Com o advento da Lei nº 14.131/2021 novos limites foram estabelecidos, autorizando-se, assim, consignações de até 40%, dos quais 5% devem ser destinados exclusivamente para amortização de despesas contraídas por meio de cartão de crédito ou utilização com finalidade de saque por meio do cartão de crédito, como se vê:
Art. 1º Até 31 de dezembro de 2021, o percentual máximo de consignação nas hipóteses previstas no inciso VI do caput do art. 115 da Lei nº 8.213, de 24 de julho de 1991, no § 1º do art. 1º e no § 5º do art. 6º da Lei nº 10.820, de 17 de dezembro de 2003, e no § 2º do art. 45 da Lei nº 8.112, de 11 de dezembro de 1990, bem como em outras leis que vierem a sucedê-las no tratamento da matéria, será de 40% (quarenta por cento), dos quais 5% (cinco por cento) serão destinados exclusivamente para:
I - amortização de despesas contraídas por meio de cartão de crédito; ou
II - utilização com finalidade de saque por meio do cartão de crédito.
Art. 2º Após 31 de dezembro de 2021, na hipótese de as consignações contratadas nos termos e no prazo previstos no art. 1º desta Lei ultrapassarem, isoladamente ou combinadas com outras consignações anteriores, o limite de 35% (trinta e cinco por cento) previsto no inciso VI do caput do art. 115 da Lei nº 8.213, de 24 de julho de 1991, no § 1º do art. 1º e no § 5º do art. 6º da Lei nº 10.820, de 17 de dezembro de 2003, e no § 2º do art. 45 da Lei nº 8.112, de 11 de dezembro de 1990, será observado o seguinte:
I - ficarão mantidos os percentuais de desconto previstos no art. 1º desta Lei para as operações já contratadas;
II - ficará vedada a contratação de novas obrigações.
[...]
No presente caso, na fase processual atual, entendo que se mostram caracterizados os requisitos (art. 300 do CPC) da antecipação de tutela pretendida, conforme compreensão registrada na decisão de primeiro grau.
A decisão agravada ressaltou a importância de garantir o mínimo existencial ao autor, considerando sua situação de superendividamento, a qual foi evidenciada, em sede de cognição sumária, pelos documentos apresentados pela parte agravada nos autos originários, bem como pela relação de débitos indicada na petição inicial e emenda.
No ponto, ressalto que é possível inferir do documento acostado no XX, fl. 3, referente a novembro/2024 (documento mais atualizado existente quando prolatada a decisão recorrida), o total das vantagens recebidas pela autora foi de R$ 2.919,17 (dois mil novecentos e dezenove reais e dezessete centavos) e o total de descontos consignados foi de R$ 1.272,03 (um mil duzentos e setenta e dois reais e três centavos), o que representa 43,57% das vantagens recebidas.
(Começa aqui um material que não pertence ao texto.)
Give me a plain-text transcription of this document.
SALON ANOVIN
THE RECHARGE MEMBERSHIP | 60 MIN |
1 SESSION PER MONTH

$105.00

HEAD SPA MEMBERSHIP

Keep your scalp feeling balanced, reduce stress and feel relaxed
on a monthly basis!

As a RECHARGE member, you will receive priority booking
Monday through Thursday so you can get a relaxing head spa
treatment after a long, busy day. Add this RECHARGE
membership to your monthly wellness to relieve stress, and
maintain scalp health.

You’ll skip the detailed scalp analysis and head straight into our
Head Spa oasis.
Vejamos:
Ademais, conforme é possível inferir do extrato bancário juntado com a petição inicial (
evento 1, EXTR16
), existem débitos que ocorrem diretamente na conta da parte agravada, o que acaba por aumentar o percentual de comprometimento da renda com dívidas de consumo.
Diante disso, tenho que a probabilidade de direito encontra respaldo na situação de superendividamento da parte autora e consequente aplicação das premissas jurídicas referidas, em especial, do sistema protetivo da Lei nº 14.181/2021, e o perigo de dano se consubstancia na continuidade do comprometimento dos proventos da parte recorrida.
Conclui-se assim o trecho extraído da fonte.